Of course, I was being tested. But I did not even know yet what I was supposed to accomplish as center director. So why play martinet? I let Paul go. If he liked to travel, that was fine with me. If I had any goal in Bukavu, it was to see some country.

I never figured out exactly how many wives Paul had - serially or simultaneously - or how many mothers-in-law he could claim. But Paul and I did see country.

On one trip we traveled into northern Kivu Province, showing USIS films, and returned via Kagera National Park in Rwanda. I waxed poetic about the sleekness and grace of gazelles. He said: "Beaucoup steaks, Monsieur." I thought: "How aesthetically deprived this African." And he thought, I'm sure: "How foolish this American."

Another trip found us in the Congo's Parc Albert, once one of the world's great game reserves, but then devoid of visitors. At sunset far out along the shores of Lake Edward, we were watching enormously pink-mouthed hippos soaking, yawning, bathing in mud-wallows on either side of the film truck.

Heading back, we came to a patch of slick muck. At the urging of the park guide, we crept forward - and got mired in mud. The more we worked to dislodge the truck, the deeper it sank. We were miles from Ruindi Camp. The sun was setting.

(So was my USIS career. How, I wondered, would I explain the loss of a film truck? Would I tell my superiors I was showing films to wildlife?)

Paul Wemboyendja was a debrouillard; he could get himself out of a fog, out of brouillard. In fact, in the violent days following independence, he had ferried Europeans, fleeing for their lives, across Lake Kivu to safety. We decided to hike out of the park. We could just see a commercial fishing village on the darkening horizon. We walked as quickly as we could - without alarming the hippos. I kept imagining myself being sucked into a huge set of pink jaws.

We arrived at the village after dark. When we entered the bossman's house, the Belgian there looked at Paul strangely.

Then Paul grinned. "Ah," said Paul, "c'est toi," addressing this Belgian in the familiar form.

"Comment vas?" greeted the Belgian.

After independence, it turned out, Paul had helped this man escape across Lake Kivu under cover of darkness. The man lent us his truck. With it we pulled ourselves from the mud.

Paul Wemboyendja. Jean Ruisenyagugu. Deogratias Mpunyu. I loved those guys.

They are three pieces of tile in the mosaic of my life.

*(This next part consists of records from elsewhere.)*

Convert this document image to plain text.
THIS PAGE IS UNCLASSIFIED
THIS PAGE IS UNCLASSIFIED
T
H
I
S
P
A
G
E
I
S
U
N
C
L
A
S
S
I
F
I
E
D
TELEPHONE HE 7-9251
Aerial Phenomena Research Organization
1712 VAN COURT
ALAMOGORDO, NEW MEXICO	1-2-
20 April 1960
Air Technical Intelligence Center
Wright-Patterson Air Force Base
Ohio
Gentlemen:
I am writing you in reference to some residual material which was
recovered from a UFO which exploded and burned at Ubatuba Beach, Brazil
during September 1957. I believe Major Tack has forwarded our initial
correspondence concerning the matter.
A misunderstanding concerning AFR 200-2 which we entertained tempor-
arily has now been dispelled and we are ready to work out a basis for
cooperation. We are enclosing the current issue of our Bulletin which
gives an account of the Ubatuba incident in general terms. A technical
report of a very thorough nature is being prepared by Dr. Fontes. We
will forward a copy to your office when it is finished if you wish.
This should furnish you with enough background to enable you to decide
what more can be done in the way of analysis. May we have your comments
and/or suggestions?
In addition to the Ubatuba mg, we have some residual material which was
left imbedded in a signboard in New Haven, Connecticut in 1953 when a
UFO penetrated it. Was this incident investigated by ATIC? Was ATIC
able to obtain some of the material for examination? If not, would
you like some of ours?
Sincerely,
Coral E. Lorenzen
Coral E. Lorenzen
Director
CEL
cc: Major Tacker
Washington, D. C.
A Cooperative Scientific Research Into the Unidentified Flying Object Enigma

Am I a tile in theirs? I do not know.

I can only wonder what almost 30 years ago they thought of me. Did "Frederic Hunter" seem a strange music in their ears? (I can hardly think otherwise.) Did I seem over diligent, time-worshipping, gauche, and a fool? I must have, for what white bossman in black Africa does not seem these?

I doubt that they think of me. Except perhaps on nights when the conversation will turn to the strangeness of white people: how ill-odored they are, how vulnerable to the sun. And one of these men - Paul or Jean or Deo - will say: "I knew an American once, worked for him." And he will laugh. "Too much book!" he will say, thinking of the library at USIS Bukavu. "Hundreds of books and no woman!"